L to R (Western Style). Painstakingly researched by one of Japan’s preeminent men of letters, The Century of the Black Ships is a landmark study of a literary tradition that will fascinate students of Japanese society and culture alike. For nearly a century, Japanese writers gave voice to the anxieties of a nation headed inexorably towards war. Not just any war, but one that would eventually take place with the United States, culminating with the atomic bombings of Hiroshima and Nagasaki in 1945. Beginning with US Navy Commodore Matthew C. Perry’s first visit to Japan in 1853, Japanese novelists and military analysts (along with a few select foreign counterparts, in translation) produced a dizzying combination of prophetic visions of this coming conflict, creating a massive body of popular works through which Japan would debate its own passage, however violently, into the modern, globalized era.
About the Author
Born in Nagano Prefecture in 1946. A well-known writer in Japan, Naoki Inose was awarded the prestigious Lya Prize for non-fiction in 1987 for his book on the Emperor’s image, The Mikado’s Portrait. Writing on a wide range of topics from literature to economy, he has become a specialist in fact-finding studies. His work centers on Japan’s modernity. In 1996, he won the Bungei Shunju Reader’s Prize for his A Study of Japan, a richly documented examination of Japan’s Public Corporations and the need for structural reforms. Since 2000, Inose has been a member of the Tax Commission.
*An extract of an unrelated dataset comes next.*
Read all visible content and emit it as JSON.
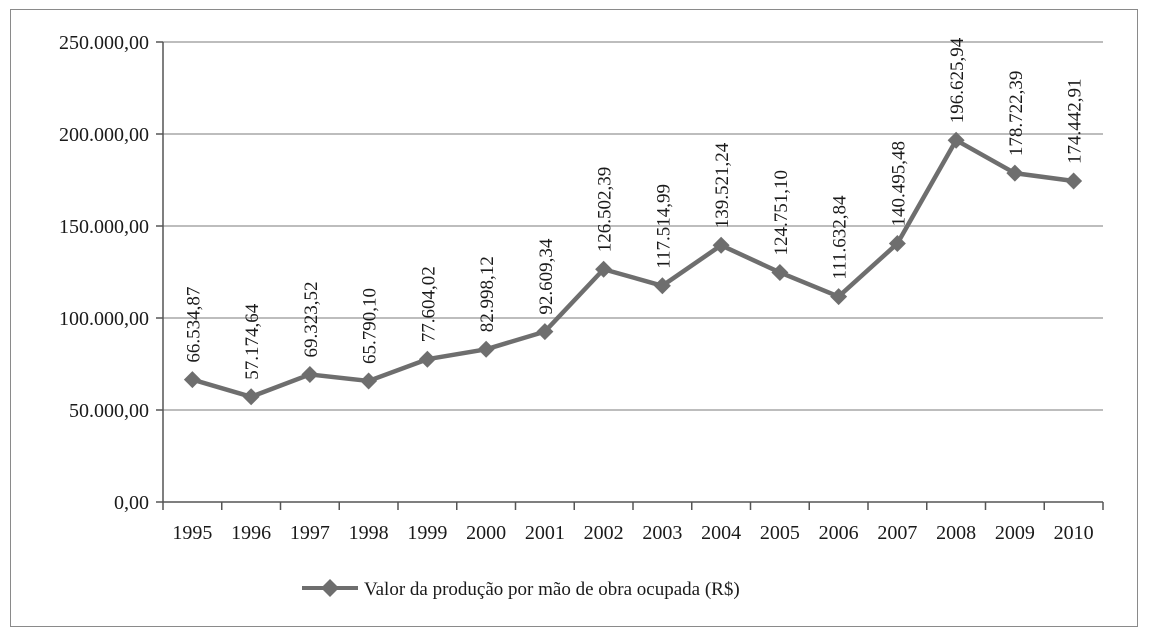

Known as an advisor to Prime Minister Junichiro Koizumi, Inose became a member of the Committee for the Privatization of the Four Highway Public Corporations in 2002. In April 2007, Inose became one of the members of the Decentralization Reform Committee, and in June he was appointed as a vice governor of Tokyo by Governor Ishihara. Inose is now teaching at the Tokyo Institute of Technology as an adjunct professor.